Rural locality in Dnipropetrovsk Oblast, Ukraine

Chortomlyk (Чортомлик; Чертомлык) is a rural settlement in Nikopol Raion, Dnipropetrovsk Oblast, Ukraine. It is located on the right bank of the Dnieper (Kakhovka Reservoir), south of Pokrov and west of Nikopol. Chortomlyk belongs to Pokrov urban hromada, one of the hromadas of Ukraine. Population:

==History==
Until 18 July 2020, Chortomlyk belonged to Pokrov Municipality, the administrative division subordinated to the city of oblast significance of Pokrov. The municipality was abolished in July 2020 as part of the administrative reform of Ukraine, which reduced the number of raions of Dnipropetrovsk Oblast to seven. The area of Pokrov Municipality was merged into Nikopol Raion.

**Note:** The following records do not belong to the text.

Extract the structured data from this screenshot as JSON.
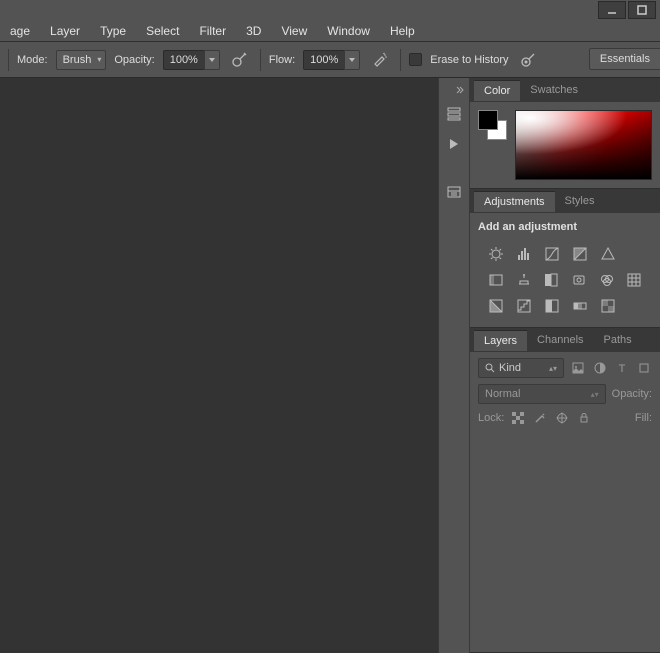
{
  "menu": [
    "age",
    "Layer",
    "Type",
    "Select",
    "Filter",
    "3D",
    "View",
    "Window",
    "Help"
  ],
  "options": {
    "mode_label": "Mode:",
    "mode_value": "Brush",
    "opacity_label": "Opacity:",
    "opacity_value": "100%",
    "flow_label": "Flow:",
    "flow_value": "100%",
    "erase_history_label": "Erase to History",
    "essentials": "Essentials"
  },
  "panels": {
    "color_tab": "Color",
    "swatches_tab": "Swatches",
    "adjustments_tab": "Adjustments",
    "styles_tab": "Styles",
    "add_adjustment": "Add an adjustment",
    "layers_tab": "Layers",
    "channels_tab": "Channels",
    "paths_tab": "Paths",
    "kind_label": "Kind",
    "blend_mode": "Normal",
    "opacity_panel_label": "Opacity:",
    "lock_label": "Lock:",
    "fill_label": "Fill:"
  }
}
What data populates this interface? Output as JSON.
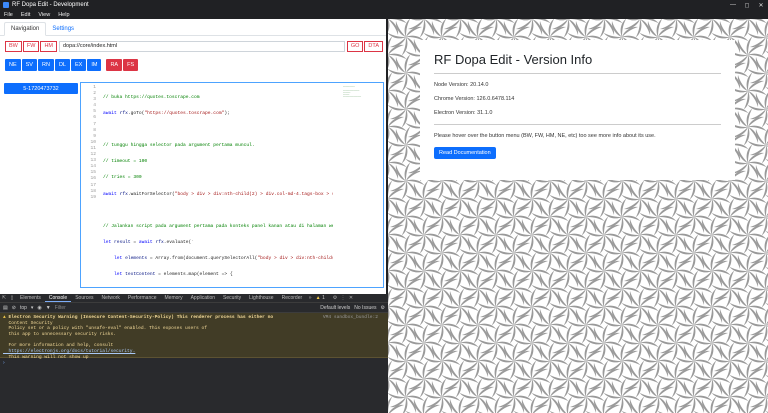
{
  "window": {
    "title": "RF Dopa Edit - Development"
  },
  "menu": [
    "File",
    "Edit",
    "View",
    "Help"
  ],
  "tabs": {
    "navigation": "Navigation",
    "settings": "Settings"
  },
  "pathbar": {
    "bw": "BW",
    "fw": "FW",
    "hm": "HM",
    "path": "dopa://core/index.html",
    "go": "GO",
    "dta": "DTA"
  },
  "nav_buttons": {
    "ne": "NE",
    "sv": "SV",
    "rn": "RN",
    "dl": "DL",
    "ex": "EX",
    "im": "IM",
    "ra": "RA",
    "fs": "FS"
  },
  "side_item": "5-1720473732",
  "editor": {
    "line_numbers": [
      "1",
      "2",
      "3",
      "4",
      "5",
      "6",
      "7",
      "8",
      "9",
      "10",
      "11",
      "12",
      "13",
      "14",
      "15",
      "16",
      "17",
      "18",
      "19"
    ]
  },
  "devtools": {
    "tabs": [
      "Elements",
      "Console",
      "Sources",
      "Network",
      "Performance",
      "Memory",
      "Application",
      "Security",
      "Lighthouse",
      "Recorder"
    ],
    "warn_count": "1",
    "context": "top",
    "filter": "Filter",
    "levels": "Default levels",
    "issues": "No Issues",
    "warning_lines": [
      "Electron Security Warning (Insecure Content-Security-Policy) This renderer process has either no",
      "  Content Security",
      "  Policy set or a policy with \"unsafe-eval\" enabled. This exposes users of",
      "  this app to unnecessary security risks.",
      "",
      "  For more information and help, consult",
      "  https://electronjs.org/docs/tutorial/security.",
      "  This warning will not show up",
      "  once the app is packaged."
    ],
    "warning_source": "VM4 sandbox_bundle:2"
  },
  "info_card": {
    "title": "RF Dopa Edit - Version Info",
    "node": "Node Version: 20.14.0",
    "chrome": "Chrome Version: 126.0.6478.114",
    "electron": "Electron Version: 31.1.0",
    "hint": "Please hover over the button menu (BW, FW, HM, NE, etc) too see more info about its use.",
    "button": "Read Documentation"
  },
  "colors": {
    "primary": "#0d6efd",
    "danger": "#dc3545",
    "devtools_bg": "#292a2d",
    "warning_bg": "#413c26"
  }
}
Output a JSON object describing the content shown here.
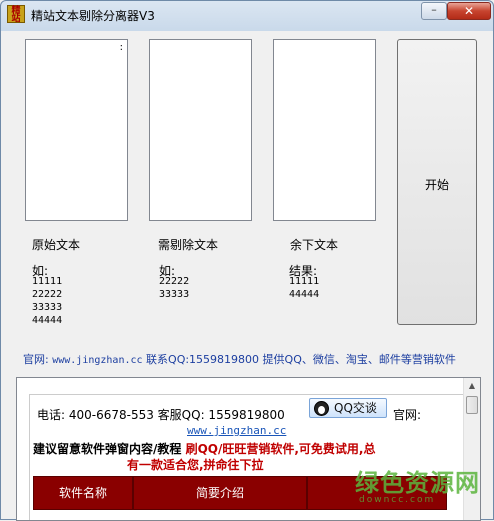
{
  "window": {
    "title": "精站文本剔除分离器V3",
    "minimize_label": "–",
    "close_label": "✕"
  },
  "panes": [
    {
      "label": "原始文本",
      "example_heading": "如:",
      "example_lines": "11111\n22222\n33333\n44444",
      "text": ":"
    },
    {
      "label": "需剔除文本",
      "example_heading": "如:",
      "example_lines": "22222\n33333",
      "text": ""
    },
    {
      "label": "余下文本",
      "example_heading": "结果:",
      "example_lines": "11111\n44444",
      "text": ""
    }
  ],
  "start_button": {
    "label": "开始"
  },
  "info": {
    "prefix": "官网:",
    "url": "www.jingzhan.cc",
    "rest": "联系QQ:1559819800 提供QQ、微信、淘宝、邮件等营销软件"
  },
  "ad": {
    "contact": "电话: 400-6678-553  客服QQ: 1559819800",
    "qq_button": "QQ交谈",
    "website_label": "官网:",
    "link": "www.jingzhan.cc",
    "line1_black": "建议留意软件弹窗内容/教程",
    "line1_red": " 刷QQ/旺旺营销软件,可免费试用,总",
    "line2": "有一款适合您,拼命往下拉",
    "tabs": [
      "软件名称",
      "简要介绍"
    ]
  },
  "watermark": {
    "text": "绿色资源网",
    "sub": "downcc.com"
  }
}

Until 26 January 2024, Chortomlyk was designated urban-type settlement. On this day, a new law entered into force which abolished this status, and Chortomlyk became a rural settlement.

==Economy==
===Transportation===
There is a railway station in Chortomlyk, on the railway connecting Zaporizhzhia with Kryvyi Rih. There is regular passenger traffic.

Chortomlyk is on Highway H23 which connects Zaporizhzhia and Kryvyi Rih.